We may not recognize ourselves and at times seem to lose even our personality.  Feeling lousy most of the time, our patience wears thin, and we become disagreeable or argumentative when we used to be lively and playful.  We are changing in front of our own eyes and we don’t like what we see.  This of course has an effect on our relationships, for we no longer exhibit the type of behavior we once did that people expect from us.

We also grieve our potential—who we could have been if we had continued to be in good health:  we may have got that promotion, bought that house.  We may have traveled more, done more volunteer work.  We may have had children, moved to our dream location.  Or we may have just continued as we were, because what we had felt was more fulfilling than what we seem to have now.  It is an odd phenomenon, this grieving for a possible future and yet it is as real as grieving for what once was.  It is as if alongside our real life with all it’s limitations, there is another life that is active and full of endless possibilities.  It is this life that we grieve for.                 

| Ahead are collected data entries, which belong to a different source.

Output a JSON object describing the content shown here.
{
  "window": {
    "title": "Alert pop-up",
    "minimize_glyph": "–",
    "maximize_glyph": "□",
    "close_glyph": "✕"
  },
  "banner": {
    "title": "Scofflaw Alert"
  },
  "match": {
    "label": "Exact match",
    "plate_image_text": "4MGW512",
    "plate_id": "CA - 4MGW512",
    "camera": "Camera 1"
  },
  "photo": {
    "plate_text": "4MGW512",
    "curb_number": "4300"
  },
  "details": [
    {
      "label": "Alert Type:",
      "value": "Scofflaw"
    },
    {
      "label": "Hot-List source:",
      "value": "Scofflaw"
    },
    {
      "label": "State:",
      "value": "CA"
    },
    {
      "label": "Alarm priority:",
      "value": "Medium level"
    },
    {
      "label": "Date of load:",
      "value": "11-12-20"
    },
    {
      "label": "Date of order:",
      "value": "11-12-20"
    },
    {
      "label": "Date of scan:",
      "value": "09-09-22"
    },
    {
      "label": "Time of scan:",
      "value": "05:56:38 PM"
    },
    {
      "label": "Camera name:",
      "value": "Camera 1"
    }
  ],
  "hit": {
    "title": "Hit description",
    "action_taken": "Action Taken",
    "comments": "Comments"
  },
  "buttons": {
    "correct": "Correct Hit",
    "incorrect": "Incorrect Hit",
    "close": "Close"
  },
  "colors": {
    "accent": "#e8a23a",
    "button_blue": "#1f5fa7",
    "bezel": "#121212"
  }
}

Acknowledging our health may never be what it once was and the components of loss that come with it is crucial to our moving forward in our life.  Coming to terms with our quality of health takes courage and requires a sobering honesty with oneself.  On the other hand, it also brings a certain amount of relief.  We let up on ourselves and stop pretending we are able-bodied.  We stop pushing ourselves so hard to try to live up to the expectations we once had when we had a higher level of energy.  We can be honest about our limitations and therefore begin to reconstruct a life that better reflects who we are now.  If we need financial assistance, we do what we can to get it.  If the friends we had before we were ill don’t support us or understand us, we begin to set about finding ones that do. 

CONTEMPLATION ON LOSS

When we take time to explore our loss, we find there is a poignant tenderness to it.  It is a feeling so deep in us that it can feel almost private and we may feel an awkwardness in knowing how to express it.  By investigating our broken heart, a moment here, a moment there, we have to set aside our fear constructed armor.  When we are able to touch our grief with a kind of careful compassion as we might touch a beloved, we discover the sacred within.  From this sacred place, can we see that the loss we feel is something we all share as part of the human condition?  My loss may come from a different source than yours, but the feeling is the same.  Can we, even if for a moment, recognize this shared awareness and let it move us in such a way that we can go through life with a heightened sense of compassion?  When we see the face of loss on others, regardless of the reason, can we now draw from our connectedness rather than our (imagined) separateness and reach out to others any way we can?  When we are able to do so, this kind of heartfelt awareness gives us a greater sense of meaning and purpose in our life.

Gradually, over time, we may come to realize that this sacred place is a place we’ve been longing to connect with and is a deep well of compassion that is endless and infinite.  Can we see that our path of loss has brought us to That-Which-Is-Never-Lost?  We have put up walls continually against such tenderness thinking it’s best to protect ourselves from pain, but now we realize that that never served us well.  Now that we can dip into that sacred well of compassion, we see that therein lies a strength and knowingness that serves us far better than our wall ever did.